At Bond University the IT department has now finally taken the step from an open wireless network with a login proxy to a proper WPA2 Enterprise setup.

Apart from giving much higher security since data is not transmitted unencrypted through the air, this also makes it a lot easier to automatically connect to the internet. With the previous setup, a post_up netcfg hook was needed that used some specially crafted cURL code to post the login form on the proxy. Ugly as hell, and not very reliable or secure either.

The only issue is that WPA2-Enterprise has a lot of different configuration options, so it took a while to figure out the exact setup to use.

First of all I had a look at the configuration options for Windows XP here: http://www.bond.edu.au/student-resources/student-support/computing-support/for-students/wireless-access/index.htm. The advantage of looking at the XP setup guide is that it doesn’t have as much fancy auto-detection as 7 or Mac OSX, so they give some more low-level details that we can base our setup on.

In this setup I decided to use netcfg simply because it provides a flexible utility for managing multiple wireless configurations and switching between them in a simple fashion. Furthermore, it abstracts away some of the uglier command line options of wpa_supplicant into configuration options.

All netcfg configuration files live in /etc/network.d. Each file represents one network, and contains at the very least for a wireless connection an interface specification, the SSID of the network and an IP configuration line. Have a look in the /etc/network.d/examples directory for, well, examples..

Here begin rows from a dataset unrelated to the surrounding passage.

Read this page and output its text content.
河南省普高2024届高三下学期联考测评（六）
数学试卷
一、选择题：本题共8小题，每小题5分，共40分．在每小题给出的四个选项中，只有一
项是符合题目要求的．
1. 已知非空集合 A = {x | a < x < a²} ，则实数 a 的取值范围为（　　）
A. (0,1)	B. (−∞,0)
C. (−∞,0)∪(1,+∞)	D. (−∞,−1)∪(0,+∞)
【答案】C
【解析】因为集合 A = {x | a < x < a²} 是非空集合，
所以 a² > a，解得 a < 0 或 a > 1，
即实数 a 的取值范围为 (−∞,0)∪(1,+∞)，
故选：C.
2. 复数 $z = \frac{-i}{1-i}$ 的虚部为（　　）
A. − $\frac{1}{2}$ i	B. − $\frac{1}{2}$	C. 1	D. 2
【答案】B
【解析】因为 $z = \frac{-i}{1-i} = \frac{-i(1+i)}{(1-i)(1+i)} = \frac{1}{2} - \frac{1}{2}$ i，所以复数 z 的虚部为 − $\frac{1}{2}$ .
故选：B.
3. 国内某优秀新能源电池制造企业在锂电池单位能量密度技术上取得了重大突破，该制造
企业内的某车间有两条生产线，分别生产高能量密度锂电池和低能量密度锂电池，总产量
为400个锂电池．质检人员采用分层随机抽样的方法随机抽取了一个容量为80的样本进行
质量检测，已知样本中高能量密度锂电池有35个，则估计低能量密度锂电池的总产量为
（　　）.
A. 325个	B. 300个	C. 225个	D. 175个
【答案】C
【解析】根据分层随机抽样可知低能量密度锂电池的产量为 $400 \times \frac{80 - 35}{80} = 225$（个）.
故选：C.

For WPA2-Enterprise however, we need quite a few more parameters:

CONNECTION='wireless'
INTERFACE=wlan0
SECURITY='wpa-configsection'
ESSID='BondStudents'
IP='dhcp'
CONFIGSECTION='
  ssid="BondStudents"
  key_mgmt=WPA-EAP
  eap=PEAP
  group=CCMP
  pairwise=CCMP
  identity="<student ID goes here>"
  password="<password goes here>"
  priority=1
  ca_path="/etc/ssl/certs"
  phase2="auth=MSCHAPV2"
'

Quite a mouthful.. In essence, this means we are using WPA enterprise with CCMP (an AES-based encryption algorithm) and MSCHAPV2 authentication with PEAP (TLS) encapsulation. As if that helped..

The most interesting line here is: ca_path=”/etc/ssl/certs”.. Why would we need to import certfiicates? Well, turns out Bond uses a SSL certificate that is not exactly mainstream called “UTN-USERFirst-Hardware”. This certificate is usually included in the certificate directory of most distros, but is not very secure as it is not a trusted signing authority. If you want to know more about this, then Google it.

Well, that should be it. You should be able to run sudo netcfg BondStudents if you’ve called the configuration file “BondStudents” and you’ll be online!